No próximo ano celebraremos o centenário de nascimento de Otto de Oliveira Lara Resende, grande jornalista e escritor que ganhou fama pelo seu poder de síntese na criação de frases imortais. Na peça “Bonitinha, mas Ordinária” de Nelson Rodrigues, que depois virou filme, uma frase é atribuída a Otto “o mineiro só é solidário no câncer”. Na obra ficcional, os mineiros representam todos os brasileiros, que experimentam as agruras, tentações, ilusões e jogos de poder e dinheiro. O texto proporciona material para grandes debates morais, éticos e ideológicos.

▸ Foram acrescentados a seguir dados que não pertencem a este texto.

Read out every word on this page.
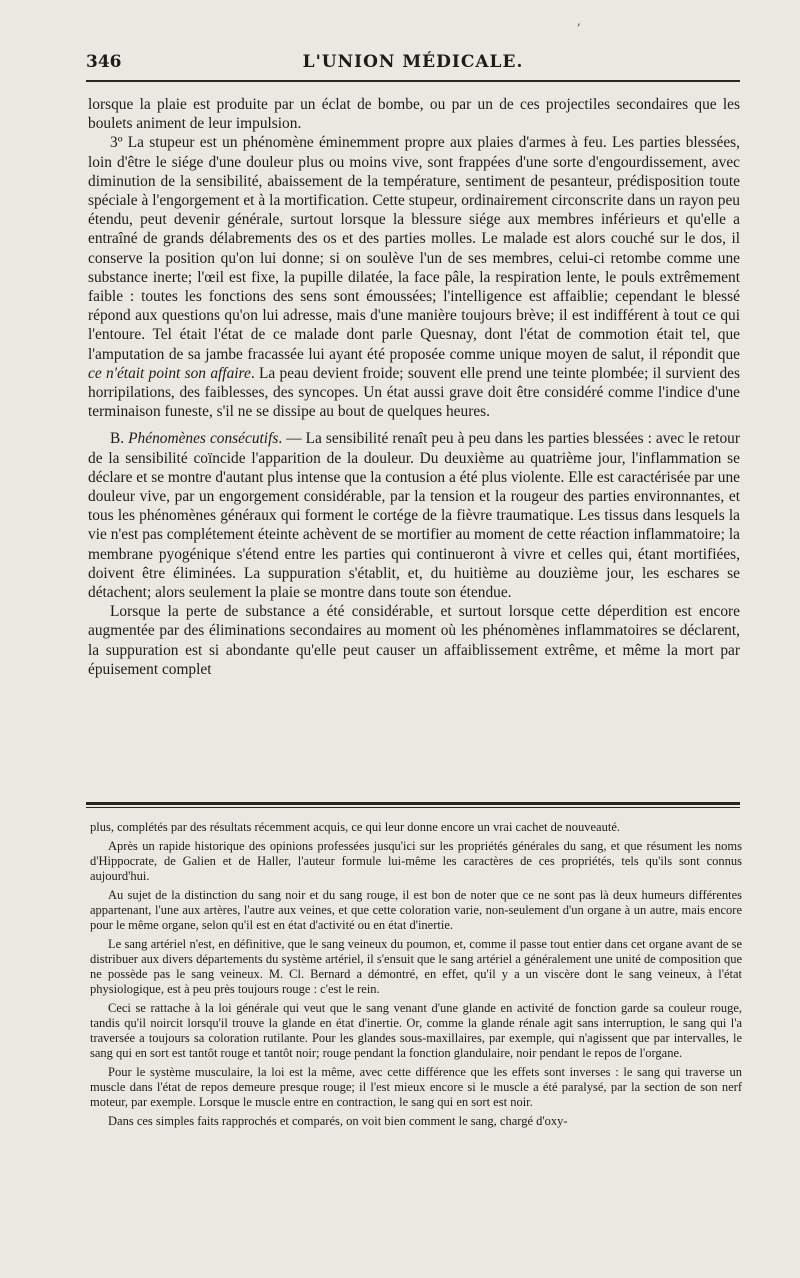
,
346	L'UNION MÉDICALE.

lorsque la plaie est produite par un éclat de bombe, ou par un de ces projectiles secondaires que les boulets animent de leur impulsion.

3º La stupeur est un phénomène éminemment propre aux plaies d'armes à feu. Les parties blessées, loin d'être le siége d'une douleur plus ou moins vive, sont frappées d'une sorte d'engourdissement, avec diminution de la sensibilité, abaissement de la température, sentiment de pesanteur, prédisposition toute spéciale à l'engorgement et à la mortification. Cette stupeur, ordinairement circonscrite dans un rayon peu étendu, peut devenir générale, surtout lorsque la blessure siége aux membres inférieurs et qu'elle a entraîné de grands délabrements des os et des parties molles. Le malade est alors couché sur le dos, il conserve la position qu'on lui donne; si on soulève l'un de ses membres, celui-ci retombe comme une substance inerte; l'œil est fixe, la pupille dilatée, la face pâle, la respiration lente, le pouls extrêmement faible : toutes les fonctions des sens sont émoussées; l'intelligence est affaiblie; cependant le blessé répond aux questions qu'on lui adresse, mais d'une manière toujours brève; il est indifférent à tout ce qui l'entoure. Tel était l'état de ce malade dont parle Quesnay, dont l'état de commotion était tel, que l'amputation de sa jambe fracassée lui ayant été proposée comme unique moyen de salut, il répondit que ce n'était point son affaire. La peau devient froide; souvent elle prend une teinte plombée; il survient des horripilations, des faiblesses, des syncopes. Un état aussi grave doit être considéré comme l'indice d'une terminaison funeste, s'il ne se dissipe au bout de quelques heures.

B. Phénomènes consécutifs. — La sensibilité renaît peu à peu dans les parties blessées : avec le retour de la sensibilité coïncide l'apparition de la douleur. Du deuxième au quatrième jour, l'inflammation se déclare et se montre d'autant plus intense que la contusion a été plus violente. Elle est caractérisée par une douleur vive, par un engorgement considérable, par la tension et la rougeur des parties environnantes, et tous les phénomènes généraux qui forment le cortége de la fièvre traumatique. Les tissus dans lesquels la vie n'est pas complétement éteinte achèvent de se mortifier au moment de cette réaction inflammatoire; la membrane pyogénique s'étend entre les parties qui continueront à vivre et celles qui, étant mortifiées, doivent être éliminées. La suppuration s'établit, et, du huitième au douzième jour, les eschares se détachent; alors seulement la plaie se montre dans toute son étendue.

Lorsque la perte de substance a été considérable, et surtout lorsque cette déperdition est encore augmentée par des éliminations secondaires au moment où les phénomènes inflammatoires se déclarent, la suppuration est si abondante qu'elle peut causer un affaiblissement extrême, et même la mort par épuisement complet

plus, complétés par des résultats récemment acquis, ce qui leur donne encore un vrai cachet de nouveauté.

Après un rapide historique des opinions professées jusqu'ici sur les propriétés générales du sang, et que résument les noms d'Hippocrate, de Galien et de Haller, l'auteur formule lui-même les caractères de ces propriétés, tels qu'ils sont connus aujourd'hui.

Au sujet de la distinction du sang noir et du sang rouge, il est bon de noter que ce ne sont pas là deux humeurs différentes appartenant, l'une aux artères, l'autre aux veines, et que cette coloration varie, non-seulement d'un organe à un autre, mais encore pour le même organe, selon qu'il est en état d'activité ou en état d'inertie.

Le sang artériel n'est, en définitive, que le sang veineux du poumon, et, comme il passe tout entier dans cet organe avant de se distribuer aux divers départements du système artériel, il s'ensuit que le sang artériel a généralement une unité de composition que ne possède pas le sang veineux. M. Cl. Bernard a démontré, en effet, qu'il y a un viscère dont le sang veineux, à l'état physiologique, est à peu près toujours rouge : c'est le rein.

Ceci se rattache à la loi générale qui veut que le sang venant d'une glande en activité de fonction garde sa couleur rouge, tandis qu'il noircit lorsqu'il trouve la glande en état d'inertie. Or, comme la glande rénale agit sans interruption, le sang qui l'a traversée a toujours sa coloration rutilante. Pour les glandes sous-maxillaires, par exemple, qui n'agissent que par intervalles, le sang qui en sort est tantôt rouge et tantôt noir; rouge pendant la fonction glandulaire, noir pendant le repos de l'organe.

Pour le système musculaire, la loi est la même, avec cette différence que les effets sont inverses : le sang qui traverse un muscle dans l'état de repos demeure presque rouge; il l'est mieux encore si le muscle a été paralysé, par la section de son nerf moteur, par exemple. Lorsque le muscle entre en contraction, le sang qui en sort est noir.

Dans ces simples faits rapprochés et comparés, on voit bien comment le sang, chargé d'oxy-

A solidariedade é um sentimento de identificação em relação ao sofrimento dos outros e em 2005 a ONU instituiu 20 de dezembro como o Dia Internacional da Solidariedade Humana, para destacar a importância da ação coletiva na superação dos problemas globais, construindo um mundo melhor e mais seguro para todos. Aliás, o 10º objetivo de desenvolvimento sustentável é justamente a “redução das desigualdades”.
A solidariedade é um dos valores mais importantes da sociedade moderna na busca de um desenvolvimento positivo, mas não é novidade. Muito presente no Antigo Testamento, foi confirmada por Jesus que a praticou e difundiu. Entre seus ensinamentos está “Dá a quem te pedir, e não te desvies daquele que quiser que lhe emprestes.” (Mateus 5:42); “E, respondendo ele, disse-lhes: Quem tiver duas túnicas, reparta com o que não tem, e quem tiver alimentos, faça da mesma maneira.” (Lucas 3:11); “Vendei o que tendes, e dai esmolas. Fazei para vós bolsas que não se envelheçam; tesouro nos céus que nunca acabe, aonde não chega ladrão e a traça não rói.” (Lucas 12:33);“Levai as cargas uns dos outros, e assim cumprireis a lei de Cristo.” (Gálatas 6:2). Mas se somos o maior país cristão e se em todo o planeta existem mais de 2,18 bilhões de adeptos ao cristianismo, como justificar a pequena quantidade de gestos solidários?
Presente na gentileza, na educação, na cordialidade, a solidariedade ganha maior importância nas situações desafiadoras como no enfrentamento da atual pandemia, nas crises humanitárias ou nas tragédias climáticas. Atualmente existe até a mobilização virtual e a rede de solidariedade através de mensagens ou engajamento nas redes sociais, mas por qual razão ajudamos tão pouco se existe tanto que pode ser feito? Por que muitos assistem passivos seus semelhantes buscando uma oportunidade de emprego, moradia digna, morrendo de fome, frio ou comendo restos em lixeiras? Mudar esse quadro não seria razão suficiente para mobilizar e engajar as pessoas?
A notícia positiva é que nosso país subiu 14 posições no Ranking Global de Solidariedade em 2020, segundo a pesquisa World Giving Index 2021 (WGI), feita pela Charities Aid Foundation (CAF). Naquele ano o Brasil ficou em 54º lugar numa lista de 114 nações. Já a preocupante é que cresce o movimento do cada um por sí, materializado no comportamento egoísta e nos problemas de relacionamento, no seio familiar, nos círculos de amigos e nos ambientes de trabalho.
A sociedade organizada em associações, clubes de serviços e organizações não governamentais, desenvolve importante papel, mas devemos ter a consciência de que suas belas e valorosas ações sempre serão insuficientes se desacompanhadas de mudanças estruturantes e políticas públicas efetivas para promoção da justiça e combate a miséria, desemprego e desigualdade.
O Advento é momento propício para praticar a solidariedade escolhendo de qual lado ficar, dos que promovem a igualdade, a paz e a vida ou dos que defendem a exclusão, a miséria e a morte. Voltando ao Livro Sagrado:“O que oprime o pobre insulta àquele que o criou, mas o que se compadece do necessitado o honra.” (Provérbios 14:31).